Injuries are often associated with sports and unavoidable situations. We don’t think we are prone to injury when we are sitting at a desk but if you ask our professionals in Ivinson’s Outpatient Rehabilitation Clinic, that may be where a lot of injuries start.
Kim Taylor is an Occupational Therapist and the Director of rehabilitation services at Ivinson. In Kim’s role, she often assesses workspaces to identify where improvements can be made to a person’s work area to prevent a problem from ever happening.
“A lot of people say, oh I’ve always done it this way,” Kim said.” “They just don’t know the proper biomechanics to make their job more efficient.” That is where Kim comes in.
Andrew Ewell is a physical therapist at Ivinson and treats various injuries from ankle injuries to knees to necks and back injuries.
In Rehabilitation, the work Kim and Andrew do primarily treats sustained injuries, but in an ideal world, they would like to prevent them from ever occurring.
“If patients had the education, like here is a stretch you can do to prevent a back injury, or do this before you do any heavy lifting. I feel it would really reduce injuries and improve their quality of life,” Andrew said.

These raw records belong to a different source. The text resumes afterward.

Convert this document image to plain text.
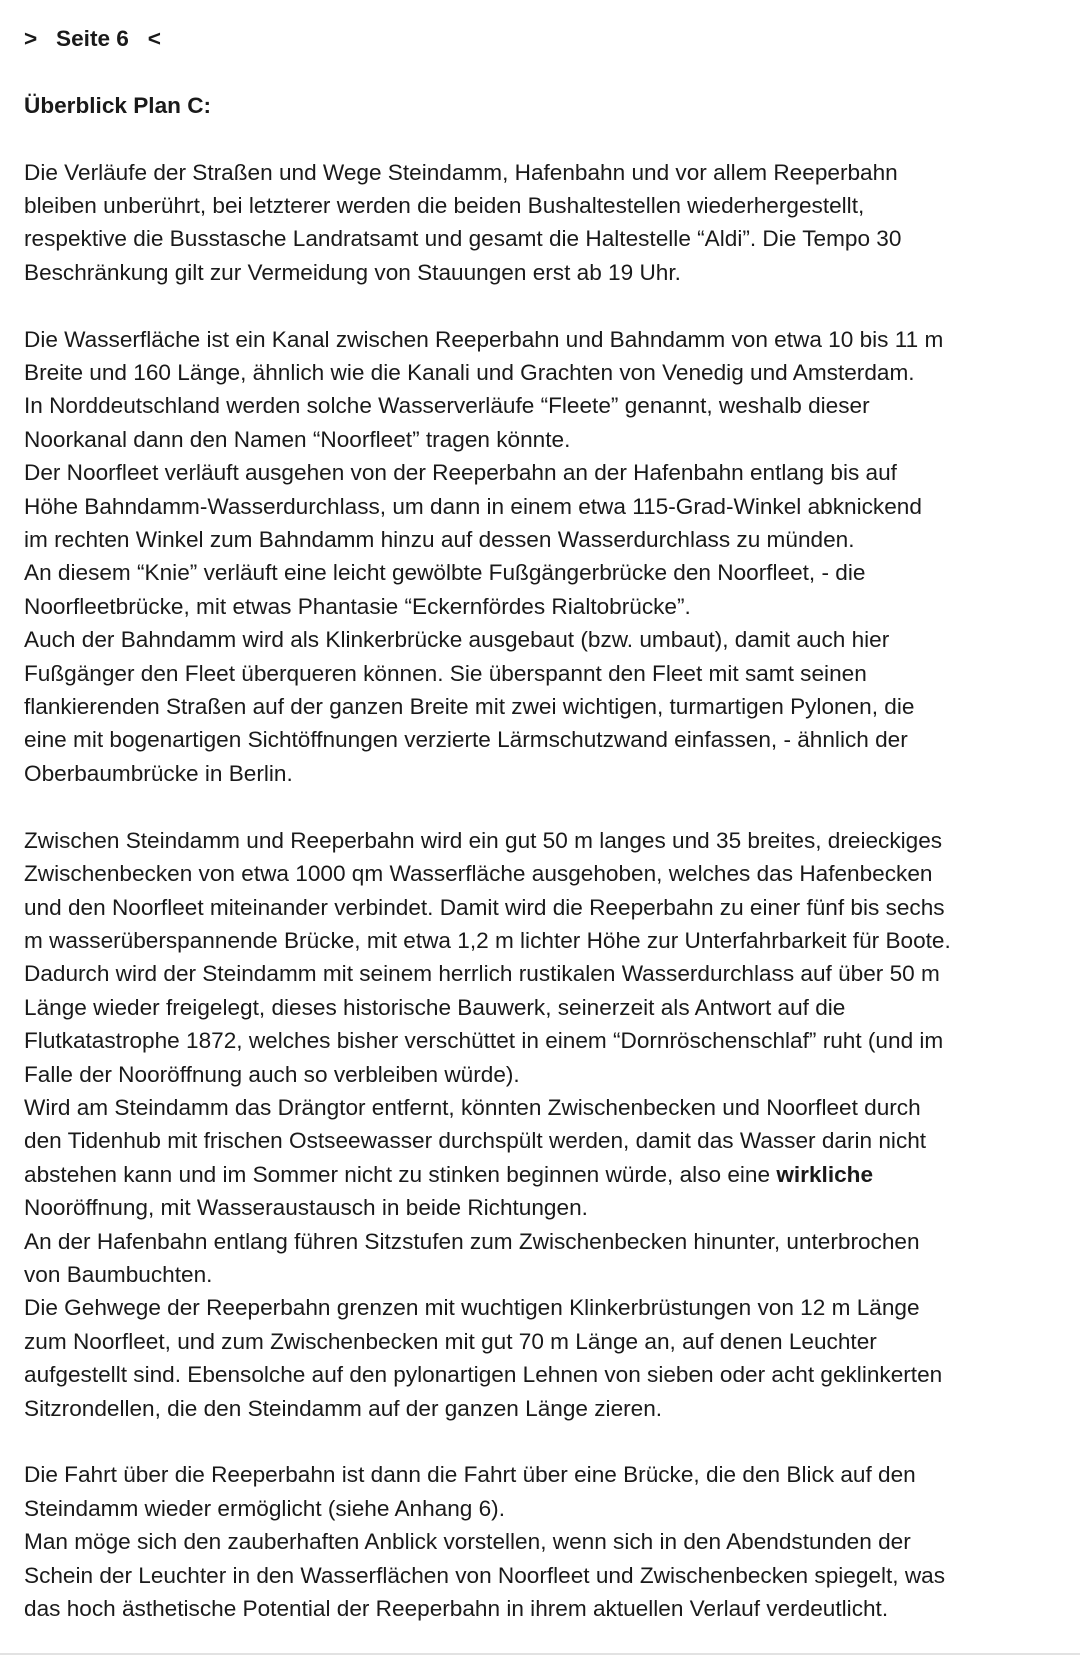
>   Seite 6   <
Überblick Plan C:
Die Verläufe der Straßen und Wege Steindamm, Hafenbahn und vor allem Reeperbahn
bleiben unberührt, bei letzterer werden die beiden Bushaltestellen wiederhergestellt,
respektive die Busstasche Landratsamt und gesamt die Haltestelle “Aldi”. Die Tempo 30
Beschränkung gilt zur Vermeidung von Stauungen erst ab 19 Uhr.
Die Wasserfläche ist ein Kanal zwischen Reeperbahn und Bahndamm von etwa 10 bis 11 m
Breite und 160 Länge, ähnlich wie die Kanali und Grachten von Venedig und Amsterdam.
In Norddeutschland werden solche Wasserverläufe “Fleete” genannt, weshalb dieser
Noorkanal dann den Namen “Noorfleet” tragen könnte.
Der Noorfleet verläuft ausgehen von der Reeperbahn an der Hafenbahn entlang bis auf
Höhe Bahndamm-Wasserdurchlass, um dann in einem etwa 115-Grad-Winkel abknickend
im rechten Winkel zum Bahndamm hinzu auf dessen Wasserdurchlass zu münden.
An diesem “Knie” verläuft eine leicht gewölbte Fußgängerbrücke den Noorfleet, - die
Noorfleetbrücke, mit etwas Phantasie “Eckernfördes Rialtobrücke”.
Auch der Bahndamm wird als Klinkerbrücke ausgebaut (bzw. umbaut), damit auch hier
Fußgänger den Fleet überqueren können. Sie überspannt den Fleet mit samt seinen
flankierenden Straßen auf der ganzen Breite mit zwei wichtigen, turmartigen Pylonen, die
eine mit bogenartigen Sichtöffnungen verzierte Lärmschutzwand einfassen, - ähnlich der
Oberbaumbrücke in Berlin.
Zwischen Steindamm und Reeperbahn wird ein gut 50 m langes und 35 breites, dreieckiges
Zwischenbecken von etwa 1000 qm Wasserfläche ausgehoben, welches das Hafenbecken
und den Noorfleet miteinander verbindet. Damit wird die Reeperbahn zu einer fünf bis sechs
m wasserüberspannende Brücke, mit etwa 1,2 m lichter Höhe zur Unterfahrbarkeit für Boote.
Dadurch wird der Steindamm mit seinem herrlich rustikalen Wasserdurchlass auf über 50 m
Länge wieder freigelegt, dieses historische Bauwerk, seinerzeit als Antwort auf die
Flutkatastrophe 1872, welches bisher verschüttet in einem “Dornröschenschlaf” ruht (und im
Falle der Nooröffnung auch so verbleiben würde).
Wird am Steindamm das Drängtor entfernt, könnten Zwischenbecken und Noorfleet durch
den Tidenhub mit frischen Ostseewasser durchspült werden, damit das Wasser darin nicht
abstehen kann und im Sommer nicht zu stinken beginnen würde, also eine wirkliche
Nooröffnung, mit Wasseraustausch in beide Richtungen.
An der Hafenbahn entlang führen Sitzstufen zum Zwischenbecken hinunter, unterbrochen
von Baumbuchten.
Die Gehwege der Reeperbahn grenzen mit wuchtigen Klinkerbrüstungen von 12 m Länge
zum Noorfleet, und zum Zwischenbecken mit gut 70 m Länge an, auf denen Leuchter
aufgestellt sind. Ebensolche auf den pylonartigen Lehnen von sieben oder acht geklinkerten
Sitzrondellen, die den Steindamm auf der ganzen Länge zieren.
Die Fahrt über die Reeperbahn ist dann die Fahrt über eine Brücke, die den Blick auf den
Steindamm wieder ermöglicht (siehe Anhang 6).
Man möge sich den zauberhaften Anblick vorstellen, wenn sich in den Abendstunden der
Schein der Leuchter in den Wasserflächen von Noorfleet und Zwischenbecken spiegelt, was
das hoch ästhetische Potential der Reeperbahn in ihrem aktuellen Verlauf verdeutlicht.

So what can you do to prevent injuries from happening? Our professionals identified three bad habits that can lead to unintentional injury and what you can do to correct it.
Your job requires you to sit at a desk all day, or be on your feet all day, neither are optimal for your spinal health. The number of Americans sitting for over 6 hours a day continues to skyrocket, and with it so does back, neck and shoulder pain.

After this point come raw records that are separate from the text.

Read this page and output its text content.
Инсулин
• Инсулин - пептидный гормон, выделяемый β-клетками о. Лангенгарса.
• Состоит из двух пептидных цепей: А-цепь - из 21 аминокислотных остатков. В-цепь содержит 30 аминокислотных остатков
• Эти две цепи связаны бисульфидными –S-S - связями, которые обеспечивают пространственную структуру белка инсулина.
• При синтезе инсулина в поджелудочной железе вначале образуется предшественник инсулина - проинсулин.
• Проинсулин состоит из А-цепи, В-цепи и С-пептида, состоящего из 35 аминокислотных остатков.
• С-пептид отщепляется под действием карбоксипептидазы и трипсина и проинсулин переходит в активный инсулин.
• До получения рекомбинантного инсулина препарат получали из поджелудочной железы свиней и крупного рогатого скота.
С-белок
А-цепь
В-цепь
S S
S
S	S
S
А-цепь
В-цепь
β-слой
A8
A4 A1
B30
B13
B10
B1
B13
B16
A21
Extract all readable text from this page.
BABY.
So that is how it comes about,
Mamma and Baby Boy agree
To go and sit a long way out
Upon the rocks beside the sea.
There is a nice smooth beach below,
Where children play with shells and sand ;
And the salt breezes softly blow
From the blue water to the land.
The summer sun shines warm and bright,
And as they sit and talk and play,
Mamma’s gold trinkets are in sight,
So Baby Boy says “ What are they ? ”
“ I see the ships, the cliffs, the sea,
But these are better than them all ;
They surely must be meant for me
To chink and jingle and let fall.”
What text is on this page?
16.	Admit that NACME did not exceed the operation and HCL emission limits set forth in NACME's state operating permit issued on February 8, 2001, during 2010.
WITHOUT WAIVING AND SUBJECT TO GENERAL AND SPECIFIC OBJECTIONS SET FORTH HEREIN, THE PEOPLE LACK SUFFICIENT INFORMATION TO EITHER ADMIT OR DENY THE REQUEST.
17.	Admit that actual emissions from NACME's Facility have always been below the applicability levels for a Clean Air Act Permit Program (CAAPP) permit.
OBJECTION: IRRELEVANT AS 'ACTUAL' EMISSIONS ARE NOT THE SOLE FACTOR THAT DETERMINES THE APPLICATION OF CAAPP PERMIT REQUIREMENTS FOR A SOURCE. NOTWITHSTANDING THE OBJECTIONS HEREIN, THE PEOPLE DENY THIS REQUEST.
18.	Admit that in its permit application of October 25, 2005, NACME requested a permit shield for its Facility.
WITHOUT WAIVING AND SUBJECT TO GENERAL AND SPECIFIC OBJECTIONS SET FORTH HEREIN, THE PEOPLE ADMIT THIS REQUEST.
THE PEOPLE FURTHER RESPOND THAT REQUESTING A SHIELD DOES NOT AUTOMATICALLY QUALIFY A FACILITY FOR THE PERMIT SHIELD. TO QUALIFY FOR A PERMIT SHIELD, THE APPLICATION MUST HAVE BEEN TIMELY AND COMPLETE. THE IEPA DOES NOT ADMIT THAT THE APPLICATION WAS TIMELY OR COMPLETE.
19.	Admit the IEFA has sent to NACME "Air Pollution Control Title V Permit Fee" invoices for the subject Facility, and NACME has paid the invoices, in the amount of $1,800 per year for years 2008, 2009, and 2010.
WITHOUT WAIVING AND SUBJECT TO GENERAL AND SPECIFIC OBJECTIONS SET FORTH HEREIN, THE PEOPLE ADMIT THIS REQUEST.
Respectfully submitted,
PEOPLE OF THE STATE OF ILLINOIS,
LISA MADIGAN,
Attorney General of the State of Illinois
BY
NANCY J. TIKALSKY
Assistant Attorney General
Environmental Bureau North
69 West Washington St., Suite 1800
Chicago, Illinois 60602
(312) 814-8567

“As human beings we typically sit a lot and we are not made to sit,” Andrew said. “We are made to walk around and gather and hunt. A lot of us are sitting people and a lot of injuries come from that.”
What can you do to break up bad habits?
“The number one prevention for any sort of low back/neck injury is use a lumbar support when you are sitting, use it 100 percent of the time,” Andrew advises.
Interrupt prolonged sitting by creating movement in your routine. Use the printer down the hall, walk to your coworkers office instead of calling.
“Going the opposite direction just takes the pressure off your joints and muscles,” Kim said. “Standing desks make a huge difference in the workforce, being able to change your position throughout the day.”
Many of us have suffered overuse injuries without even realizing it. An overuse injury often occurs from repetitive motions that damage tissue or from training errors that occur when increasing activity rapidly.
“I see a lot of overuse injuries,” Andrew said. “Say someone goes on a five mile run with no prior training, they are more likely to injure their knee or their Achilles tendon. That is a very common overuse injury.”
How can you prevent overuse injuries from happening?
“To prevent overuse injuries, you should slowly jump into something. Say you want to ride a bike 30 miles, you are not going to start by biking 30 miles. You are going to set a goal of say one mile this week and next week you are going to increase it by ten percent or less otherwise you are going to create overuse injuries. If you gradually get into biking, or you gradually get into running or you gradually get into walking, those are the things that are going to help prevent any sort of overuse injuries.”
What about those repetitive motions? Preparing your body is key.
“Warm up before you exercise,” Andrew advises. “Do some light walking before you get going and then cool down after. If you run for 30 minutes, cool down for about 5 minutes and then at the very end, do some stretching.”
Preventing injuries may mean mixing up your activities and ensuring you give it a day off here and there.
“If you are sitting at work your exercise should be the opposite position. If you sit at a desk all day do something that requires the opposite motion,” Andrew said. Do some walking. If you stand at work, sit and try to bike. Try to do the opposite with your exercise and that will help with balancing things out.”
“Posture is the number one thing that is correlated to back pain and lower back pain,” Andrew said.
Having good posture is not just for job interviews and the dinner table. When you are sitting, poor posture can actually have adverse effects on your spine. Slouching, rounded shoulders and leaning forward can create increased stiffness and, over time, can lead to serious back, neck and shoulder injuries.
How can you correct it?
“Besides using a lumbar support, do some back extensions every hour or so. If you are on long car trips and you are driving, get out every hour and do some extensions to alleviate all that sitting and all that flexion you are putting on your spine. Equalize your bending forwards with your bending backwards.”
The best way to deal with posture? Practice good posture before you have pain.
“With a couple small tweaks over time, the repetitive stuff that happens like carpel tunnel and tendonitis, you could remedy before it occurs,” Kim said. “Often times when I see someone for some of those concerns, they don’t really know when it happened, maybe a month ago but it could have been since day one and over time it builds until it becomes a problem. Preventing injuries with education is important. People don’t want to think 20 years down the road, but if you can do things now to help you in 20 years, do them! A lot of people like to live in the moment, but some of the things you are doing now can have lasting effects down the road.”